Love According to Dalva

Source: Semaine De La Critique

‘Love According To Dalva’

Belgian writer-director Emmanuelle Nicot’s debut feature Love According To Dalva was awarded the Grand Prix in the International Competition at this year’s edition of the Molodist Kyiv Film Festival.

Despite the ongoing war with Russia, the Ukrainian festival was held this year at the Zhovten and Krakiv cinemas in Kyiv between 21-29 October.

Nicot’s incest drama, which premiered at the Critics’ Week in Cannes last year and is being handled internationally by mk2, received a large Scythian Deer statuette and a $5,000 cash prize from the International Competition’s jury.

The jury included Kamen Balkanski, head of Bulgaria’s Creative Europe MEDIA Desk and Ukrainian casting director Alla Samoilenko.

The jury named Zeno Graton’s The Lost Boys, which premiered in the Berlinale’s Generation 14plus section last February, as the best feature film of the International competition, and gave Special Mentions to UK director Luna Carmoon’s debut Hoard and Estibaliz Urresola Solaguren’s drama 20,000 Species Of Bees

The Ukrainian-born director Lesia Kordonets received the Scythian Deer Award and a cash prize of $2,000 (UAH 75,000) for her debut feature documentary Pushing Boundaries screening in the Documentary Competition.

The production by Zurich-based Dschoint Ventschr Filmproduktion, which premiered in the Swiss National Competition at this year’s Visions du Réel in Nyon, centres on five Ukrainian athletes forced to adapt their personal and professional lives to the ongoing armed conflict during the Winter Paralympic Games as Russia annexed Crimea in 2014.

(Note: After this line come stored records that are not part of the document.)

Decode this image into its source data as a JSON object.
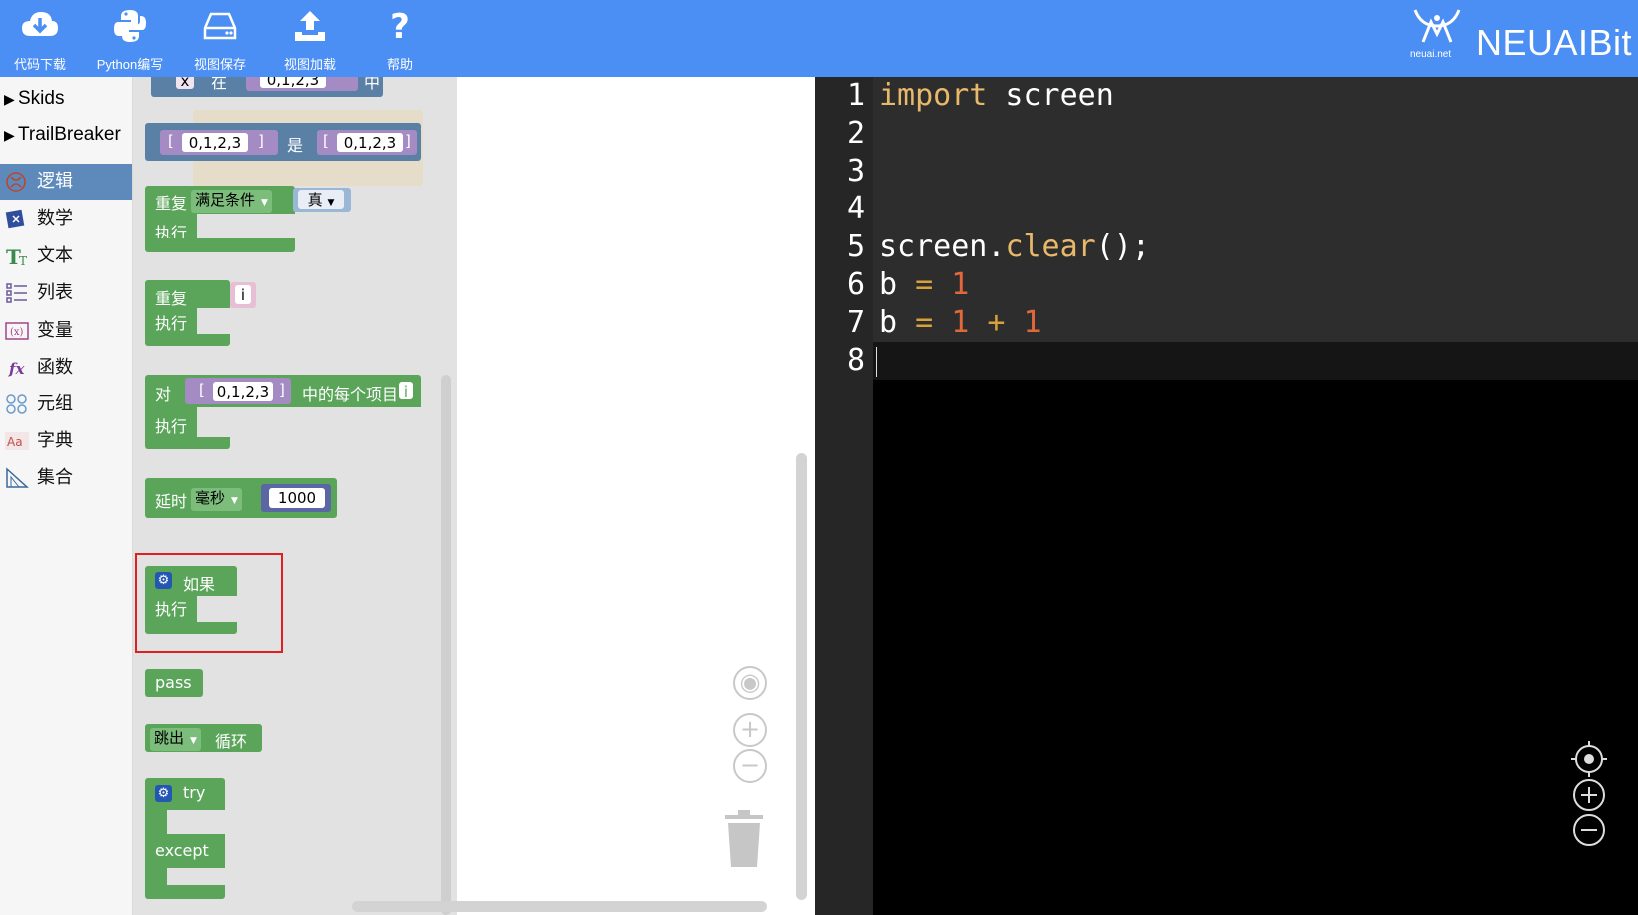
{
  "toolbar": {
    "buttons": [
      {
        "label": "代码下载",
        "icon": "cloud-download-icon"
      },
      {
        "label": "Python编写",
        "icon": "python-icon"
      },
      {
        "label": "视图保存",
        "icon": "hard-drive-icon"
      },
      {
        "label": "视图加载",
        "icon": "upload-icon"
      },
      {
        "label": "帮助",
        "icon": "help-icon"
      }
    ],
    "brand_name": "NEUAIBit",
    "brand_site": "neuai.net",
    "bg_color": "#4b8ef4"
  },
  "sidebar": {
    "trees": [
      "Skids",
      "TrailBreaker"
    ],
    "categories": [
      {
        "label": "逻辑",
        "icon": "logic-icon",
        "active": true
      },
      {
        "label": "数学",
        "icon": "math-icon"
      },
      {
        "label": "文本",
        "icon": "text-icon"
      },
      {
        "label": "列表",
        "icon": "list-icon"
      },
      {
        "label": "变量",
        "icon": "variable-icon"
      },
      {
        "label": "函数",
        "icon": "function-icon"
      },
      {
        "label": "元组",
        "icon": "tuple-icon"
      },
      {
        "label": "字典",
        "icon": "dictionary-icon"
      },
      {
        "label": "集合",
        "icon": "set-icon"
      }
    ]
  },
  "blocks": {
    "top_partial": {
      "x": "x",
      "in": "在",
      "list": "0,1,2,3",
      "mid": "中"
    },
    "compare": {
      "left": "0,1,2,3",
      "op": "是",
      "right": "0,1,2,3"
    },
    "repeat_while": {
      "label": "重复",
      "mode": "满足条件",
      "cond": "真",
      "do": "执行"
    },
    "repeat_n": {
      "label": "重复",
      "var": "i",
      "do": "执行"
    },
    "for_each": {
      "label": "对",
      "list": "0,1,2,3",
      "text": "中的每个项目",
      "var": "i",
      "do": "执行"
    },
    "delay": {
      "label": "延时",
      "unit": "毫秒",
      "value": "1000"
    },
    "if_block": {
      "label": "如果",
      "do": "执行"
    },
    "pass_block": {
      "label": "pass"
    },
    "break_block": {
      "mode": "跳出",
      "label": "循环"
    },
    "try_block": {
      "try": "try",
      "except": "except"
    }
  },
  "editor": {
    "line_numbers": [
      "1",
      "2",
      "3",
      "4",
      "5",
      "6",
      "7",
      "8"
    ],
    "lines": [
      {
        "kw": "import",
        "rest": " screen"
      },
      {},
      {},
      {},
      {
        "obj": "screen.",
        "fn": "clear",
        "tail": "();"
      },
      {
        "var": "b",
        "op": " = ",
        "num": "1"
      },
      {
        "var": "b",
        "op": " = ",
        "num1": "1",
        "op2": " + ",
        "num2": "1"
      },
      {}
    ]
  }
}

Special mentions were also made by the Documentary Competition’s three-person jury of The Eclipse by Nataša Urban and Anhell69 by Theo Montoya.

Meanwhile, Ukrainian filmmaker Alla Savytska’s graduation film Tutti was recognised by the International Competition jury as the best student film and was also voted by festival-goers as the winner of this year’s Audience Award.

The 31-minute documentary follows the world famous “Shchedryk” Kyiv Children’s Choir as they face a life-altering event with the Russian full-scale invasion of Ukraine in February 2022. Amidst the turmoil, the choir members find solace in music and are finally reunited to perform together on the stage of the prestigious Carnegie Hall.

This year’s edition of Molodist was held exclusively onsite in Kyiv and presented 129 films from 45 countries, of which 61 titles were short films.